Madame, monsieur,
Nous sommes dans une impasse démocratique.
Lors du second tour des élections municipales, nous avons été près des deux tiers des électeurs et électrices à refuser l’alternative impossible dans laquelle on nous a enfermé, entre deux mauvais choix pour notre ville et ses habitants.
Avec 10,4 % des électeurs au premier tour et 18,44 % au second, c’est finalement la liste conduite par Mathieu Hanotin qui s’installe à la mairie avec la majeure partie des sièges au conseil municipal. Ce clan minoritaire obtient ainsi pour 6 ans la possibilité d’imposer à tous les habitants ses décisions et choix politiques.


À l’évidence, le résultat des élections est moins la victoire d'un camp que le naufrage d'un autre : celui d’une majorité en décomposition depuis plusieurs années. Qui a remplacé depuis longtemps la lutte des classes par la lutte des places. Ce qu’est venu éclairer comme jamais le pitoyable spectacle de ses déchirements d’entre-deux tours. Entre des individus qui avaient depuis longtemps en commun bien plus d'intérêts que de valeurs.
On le vérifie aujourd’hui une fois de plus : au niveau local comme sur le plan national, le système électoral de la Vè République confine la démocratie. Il confisque le vote populaire au profit de minorités. Il creuse le fossé de la défiance entre les citoyens et leurs représentants. Il est mortifère pour la République.

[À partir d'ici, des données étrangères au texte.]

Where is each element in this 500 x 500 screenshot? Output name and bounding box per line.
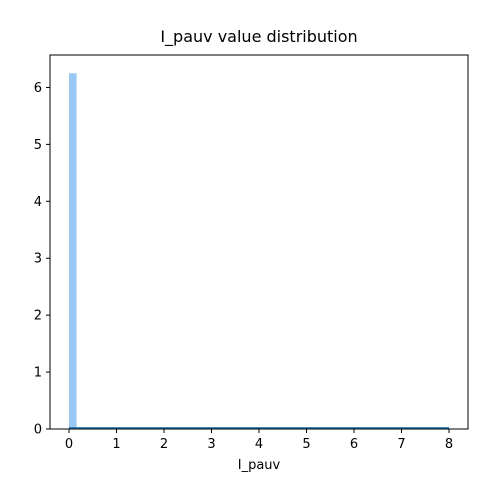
x-tick-label: 0 <box>65 437 73 452</box>
chart-title: I_pauv value distribution <box>160 27 357 47</box>
y-axis: 0 1 2 3 4 5 6 <box>34 81 50 438</box>
y-tick-label: 6 <box>34 81 42 96</box>
y-tick-label: 3 <box>34 252 42 267</box>
x-tick-label: 5 <box>302 437 310 452</box>
x-tick-label: 8 <box>445 437 453 452</box>
bars-layer <box>69 73 77 430</box>
x-tick-label: 1 <box>112 437 120 452</box>
x-tick-label: 6 <box>350 437 358 452</box>
y-tick-label: 1 <box>34 366 42 381</box>
y-tick-label: 4 <box>34 195 42 210</box>
y-tick-label: 0 <box>34 423 42 438</box>
y-tick-label: 2 <box>34 309 42 324</box>
y-tick-label: 5 <box>34 138 42 153</box>
x-tick-label: 3 <box>207 437 215 452</box>
x-axis-label: I_pauv <box>238 458 281 473</box>
plot-frame <box>49 54 469 430</box>
x-tick-label: 7 <box>397 437 405 452</box>
x-tick-label: 2 <box>160 437 168 452</box>
x-axis: 0 1 2 3 4 5 6 7 8 <box>65 429 453 452</box>
x-tick-label: 4 <box>255 437 263 452</box>
histogram-bar-0 <box>69 73 77 430</box>
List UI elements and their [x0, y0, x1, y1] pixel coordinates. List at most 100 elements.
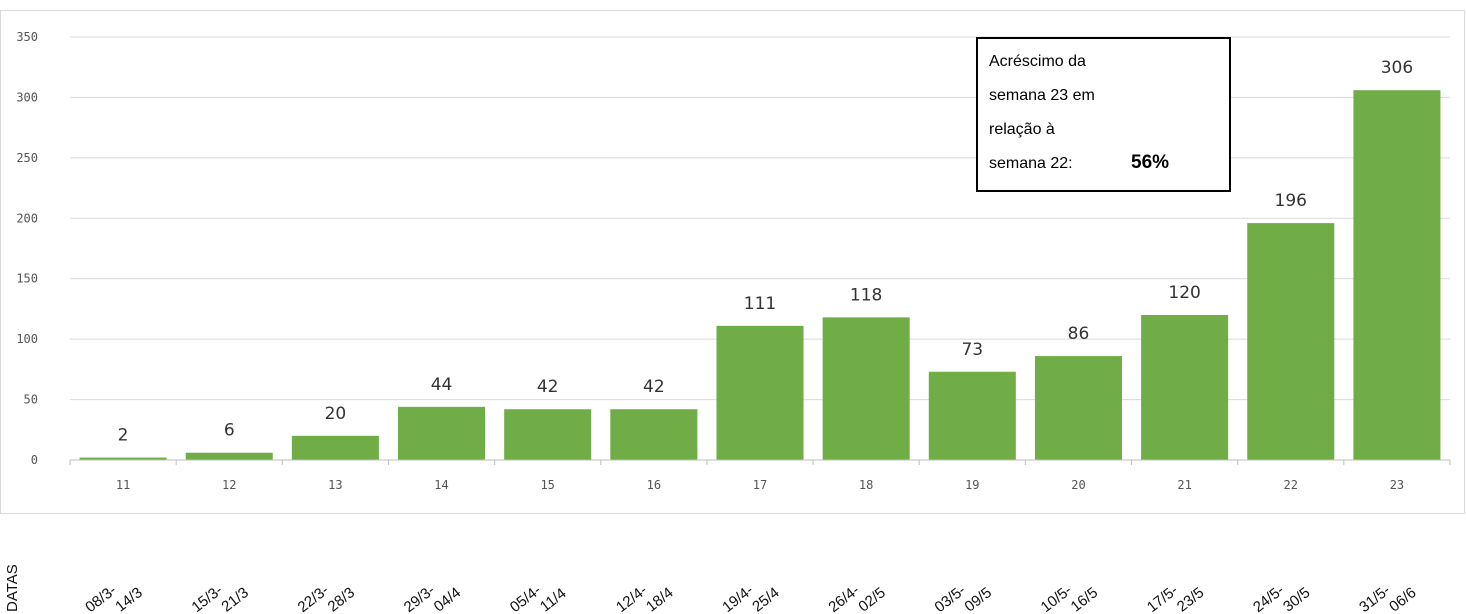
date-label: 15/3-21/3: [188, 582, 251, 614]
y-tick-label: 50: [24, 393, 38, 407]
x-axis-ticks: 11 12 13 14 15 16 17 18 19 20 21 22 23: [69, 460, 1451, 492]
x-tick-label: 16: [647, 478, 661, 492]
date-label-start: 26/4-: [825, 582, 862, 614]
y-tick-label: 300: [16, 90, 38, 104]
date-label-start: 29/3-: [401, 582, 438, 614]
date-labels: 08/3-14/3 15/3-21/3 22/3-28/3 29/3-04/4 05/4…: [82, 582, 1419, 614]
bars: [79, 90, 1441, 461]
bar: [928, 371, 1016, 460]
date-label-end: 28/3: [325, 584, 358, 614]
data-label: 73: [961, 340, 983, 360]
date-label-end: 23/5: [1174, 584, 1207, 614]
date-label-start: 19/4-: [719, 582, 756, 614]
bar: [1247, 223, 1335, 460]
date-label: 19/4-25/4: [719, 582, 782, 614]
date-label: 05/4-11/4: [507, 582, 570, 614]
date-label-end: 02/5: [855, 584, 888, 614]
date-label: 17/5-23/5: [1144, 582, 1207, 614]
bar: [185, 452, 273, 460]
x-tick-label: 15: [540, 478, 554, 492]
date-label-end: 21/3: [218, 584, 251, 614]
date-label-end: 16/5: [1068, 584, 1101, 614]
annotation-border: [976, 37, 1231, 192]
annotation-box: Acréscimo da semana 23 em relação à sema…: [976, 37, 1231, 192]
bar: [822, 317, 910, 460]
annotation-line-2: semana 23 em: [989, 87, 1095, 104]
x-tick-label: 23: [1390, 478, 1404, 492]
annotation-line-3: relação à: [989, 121, 1055, 138]
date-label-end: 14/3: [112, 584, 145, 614]
data-label: 42: [537, 377, 559, 397]
x-axis-title: DATAS: [4, 564, 21, 612]
x-tick-label: 14: [434, 478, 448, 492]
x-tick-label: 20: [1071, 478, 1085, 492]
x-tick-label: 19: [965, 478, 979, 492]
bar: [716, 325, 804, 460]
x-tick-label: 11: [116, 478, 130, 492]
y-tick-label: 250: [16, 151, 38, 165]
date-label-start: 15/3-: [188, 582, 225, 614]
x-tick-label: 22: [1284, 478, 1298, 492]
date-label: 24/5-30/5: [1250, 582, 1313, 614]
data-labels: 2 6 20 44 42 42 111 118 73 86 120 196 306: [118, 58, 1413, 445]
date-label-start: 12/4-: [613, 582, 650, 614]
data-label: 42: [643, 377, 665, 397]
date-label-end: 09/5: [962, 584, 995, 614]
bar: [1353, 90, 1441, 461]
date-label: 29/3-04/4: [401, 582, 464, 614]
data-label: 20: [325, 404, 347, 424]
data-label: 120: [1168, 283, 1200, 303]
date-label: 12/4-18/4: [613, 582, 676, 614]
bar: [398, 406, 486, 460]
bar: [504, 409, 592, 460]
date-label-start: 24/5-: [1250, 582, 1287, 614]
bar: [1141, 314, 1229, 460]
bar: [79, 457, 167, 460]
date-label: 08/3-14/3: [82, 582, 145, 614]
date-label-end: 30/5: [1280, 584, 1313, 614]
bar: [1034, 356, 1122, 460]
date-label-end: 18/4: [643, 584, 676, 614]
date-label-start: 22/3-: [295, 582, 332, 614]
date-label-end: 06/6: [1386, 584, 1419, 614]
y-tick-label: 0: [31, 453, 38, 467]
data-label: 118: [850, 285, 882, 305]
x-tick-label: 18: [859, 478, 873, 492]
data-label: 306: [1381, 58, 1413, 78]
date-label-start: 08/3-: [82, 582, 119, 614]
date-label: 22/3-28/3: [295, 582, 358, 614]
y-tick-label: 350: [16, 30, 38, 44]
date-label-start: 17/5-: [1144, 582, 1181, 614]
date-label-end: 11/4: [537, 585, 570, 614]
x-tick-label: 17: [753, 478, 767, 492]
y-tick-label: 200: [16, 211, 38, 225]
annotation-line-1: Acréscimo da: [989, 53, 1086, 70]
date-label-start: 10/5-: [1038, 582, 1075, 614]
y-axis-ticks: 0 50 100 150 200 250 300 350: [16, 30, 38, 467]
date-label: 26/4-02/5: [825, 582, 888, 614]
date-label: 10/5-16/5: [1038, 582, 1101, 614]
date-label-start: 31/5-: [1356, 582, 1393, 614]
y-tick-label: 150: [16, 272, 38, 286]
data-label: 196: [1275, 191, 1307, 211]
data-label: 111: [744, 294, 776, 314]
date-label-start: 05/4-: [507, 582, 544, 614]
data-label: 2: [118, 426, 129, 446]
x-tick-label: 13: [328, 478, 342, 492]
date-label-end: 25/4: [749, 584, 782, 614]
data-label: 44: [431, 375, 453, 395]
x-tick-label: 12: [222, 478, 236, 492]
y-tick-label: 100: [16, 332, 38, 346]
bar: [291, 435, 379, 460]
data-label: 86: [1068, 324, 1090, 344]
annotation-line-4: semana 22:: [989, 155, 1073, 172]
date-label: 31/5-06/6: [1356, 582, 1419, 614]
data-label: 6: [224, 421, 235, 441]
date-label-end: 04/4: [431, 584, 464, 614]
annotation-highlight: 56%: [1131, 152, 1169, 173]
date-label-start: 03/5-: [932, 582, 969, 614]
x-tick-label: 21: [1177, 478, 1191, 492]
date-label: 03/5-09/5: [932, 582, 995, 614]
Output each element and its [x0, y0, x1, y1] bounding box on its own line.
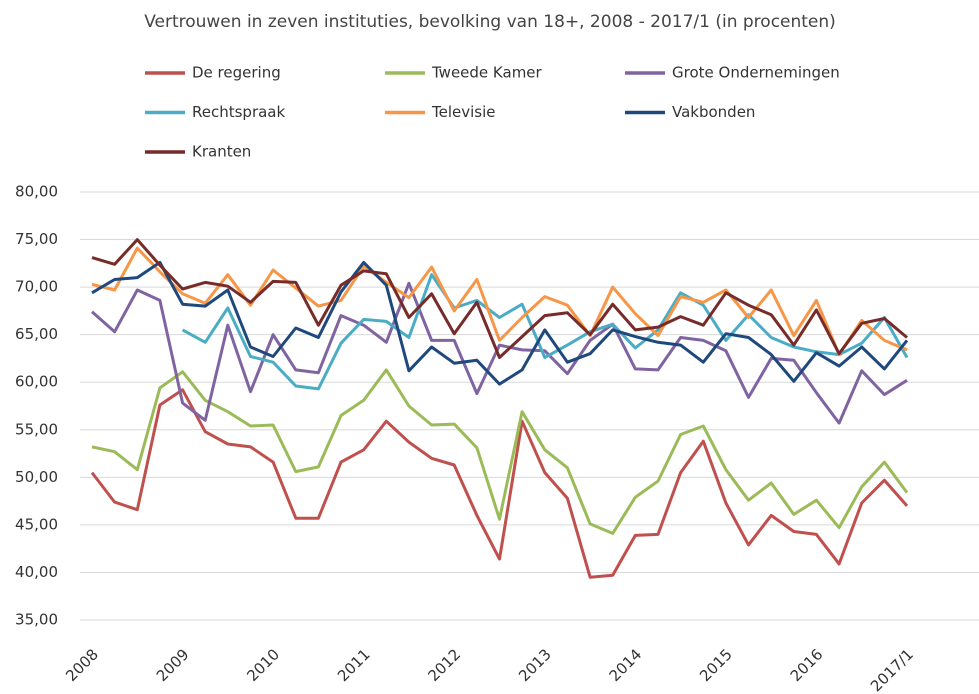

Dans un tel contexte, sans véritable bonne solution, chacune et chacun a dû se débrouiller. Au mieux. En fonction de ses valeurs, de sa conscience, de son expérience, de son intelligence et des intelligences collectives.
Aussi la légalité de l’élection de la nouvelle équipe ne saurait suffire la rendre légitime : au second tour nous avons été plus de 80 % d’électeurs/trices à marquer notre défiance en ne votant pas pour elle. La contester, soumettre ses choix, ses décisions et ses actions à la critique, s’y opposer dans les luttes et par l’action au besoin, n’est pas seulement un droit : c'est un devoir.
Le vieux monde se meurt, le nouveau monde tarde à apparaître et dans ce clair-obscur surgissent les monstres
À Saint-Denis, le vieux monde se meurt. Qui peut le regretter ? Mais le nouveau tarde à apparaître. Car ce qui arrive aujourd’hui n’est pas du neuf : c’est sous une autre bannière un même confinement de la démocratie locale, soumise aux mêmes règles tordues ; le monde ancien sous une autre couleur. Et dans ses bagages, des monstres sont aux aguets…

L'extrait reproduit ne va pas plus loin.